Don't fall for false economy buying workstations | Oct16 Newsletter
Everyone in business IT knows that budgets are shrinking. In an environment with fewer dollars, it's tempting to look at low price tags as the most important specification any hardware can carry. The problem, as we are reminded frequently, is that "total cost of ownership" (TCO) cannot be ignored. More importantly, total benefit of ownership is a metric that IT managers must take into consideration seriously when specifying the details of servers or workstations.
There are multiple aspects to TCO for hardware, and most of them have nothing to do with whether the hardware is likely to break and need service. For our purposes, let's assume that any workstation you buy is going to be an absolute rock of reliability and quality. That still doesn't take away the ongoing cost of owning your workstations.
How "cheap" machines become expensive
1. Lost productivity
One of the primary ways in which the cheapest purchase price can become expensive over time is through the lost productivity that accompanies minimal performance.

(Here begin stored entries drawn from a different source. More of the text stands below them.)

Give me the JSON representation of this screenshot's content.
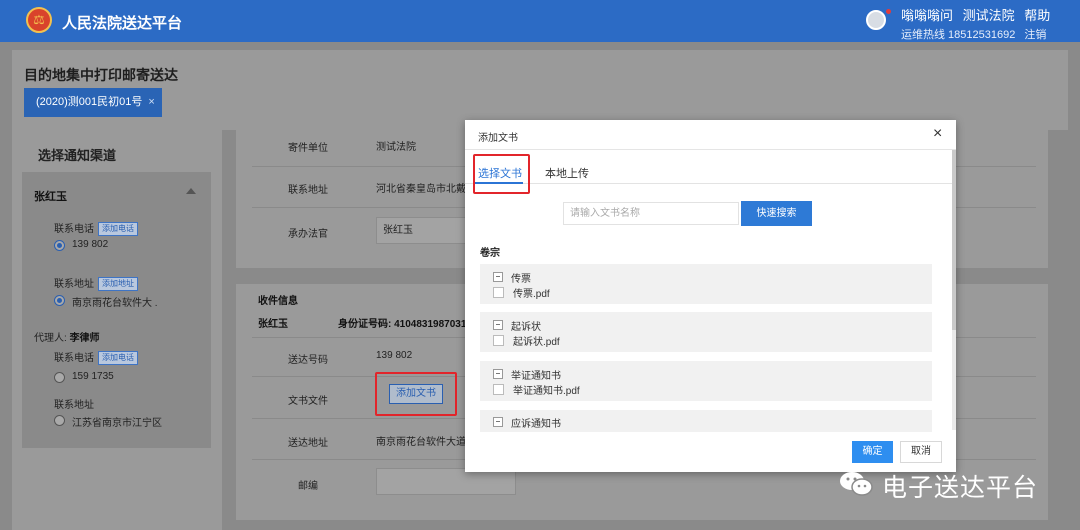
{
  "header": {
    "app_title": "人民法院送达平台",
    "logo_glyph": "⚖",
    "user_name": "嗡嗡嗡问",
    "court": "测试法院",
    "help": "帮助",
    "hotline": "运维热线 18512531692",
    "logout": "注销",
    "brand_color": "#2c6bc5"
  },
  "page": {
    "title": "目的地集中打印邮寄送达",
    "case_tab": "(2020)测001民初01号",
    "case_tab_close": "×"
  },
  "left": {
    "channel_title": "选择通知渠道",
    "party_name": "张红玉",
    "phone_label": "联系电话",
    "add_phone": "添加电话",
    "phone_value": "139        802",
    "address_label": "联系地址",
    "add_address": "添加地址",
    "address_value": "南京雨花台软件大           .",
    "agent_label": "代理人:",
    "agent_name": "李律师",
    "agent_phone_label": "联系电话",
    "agent_add_phone": "添加电话",
    "agent_phone_value": "159            1735",
    "agent_address_label": "联系地址",
    "agent_address_value": "江苏省南京市江宁区"
  },
  "sender": {
    "unit_label": "寄件单位",
    "unit_value": "测试法院",
    "address_label": "联系地址",
    "address_value": "河北省秦皇岛市北戴",
    "judge_label": "承办法官",
    "judge_value": "张红玉"
  },
  "receiver": {
    "title": "收件信息",
    "name": "张红玉",
    "id_label": "身份证号码: 4104831987031",
    "number_label": "送达号码",
    "number_value": "139        802",
    "doc_label": "文书文件",
    "add_doc": "添加文书",
    "address_label": "送达地址",
    "address_value": "南京雨花台软件大道",
    "zip_label": "邮编",
    "zip_value": ""
  },
  "modal": {
    "title": "添加文书",
    "close": "×",
    "tab_select": "选择文书",
    "tab_upload": "本地上传",
    "search_placeholder": "请输入文书名称",
    "search_button": "快速搜索",
    "section": "卷宗",
    "groups": [
      {
        "name": "传票",
        "file": "传票.pdf"
      },
      {
        "name": "起诉状",
        "file": "起诉状.pdf"
      },
      {
        "name": "举证通知书",
        "file": "举证通知书.pdf"
      },
      {
        "name": "应诉通知书",
        "file": ""
      }
    ],
    "ok": "确定",
    "cancel": "取消",
    "accent_color": "#2b74d5"
  },
  "watermark": {
    "text": "电子送达平台"
  }
}
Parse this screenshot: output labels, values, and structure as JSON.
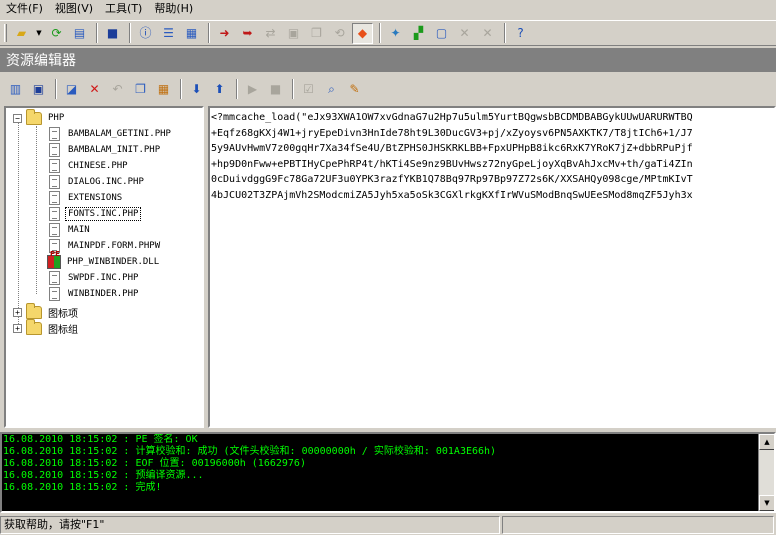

Managers focused on nothing but purchase price might lambaste the organisational cost of a few seconds per operation or the inconvenience caused to an employee by a desktop workstation compared to a laptop, but over the course of a workstation's lifetime, those seconds and minutes add up.
2. Reduced effectiveness
Workers who have to deal with daily frustrations from under-performing or poorly configured workstations are less effective.
Human memory is poor, especially after the fifth meeting of the morning. Handwritten notes are better than nothing, but notes typed into a laptop are surely best. That isn’t possible for workers away from their desks if their computers can't follow them.
There are still organisations with managers who consider laptop and other mobile computers as luxury items. IT managers might want to point out that mobile computers can increase information accuracy, improve productivity, lower network infrastructure costs, and enhance security in return for their perceived luxury.
3. Security and network infrastructure
Considerations such as network infrastructure cost should be considered in TCO calculations, especially when WiFi has become nearly ubiquitous, and the costs of running cable continue to rise.
IT managers who want to seriously tilt the table in the direction of mobile endpoints can discuss the cost of potential data breaches through physical intrusions. The average desktop-based client infrastructure is far less secure than an infrastructure and policy framework that has:
- Most laptop and mobile devices locked in drawers or cabinets at the end of the day
- The rest in the possession of employees trained in security
Moreover, connecting to central assets through a VPN can be far more secure than the average desktop-based client infrastructure.
Decisions based solely on minimum purchase price can come back to haunt an organisation for years. You might well find that the mobile solution is the least expensive option, after all.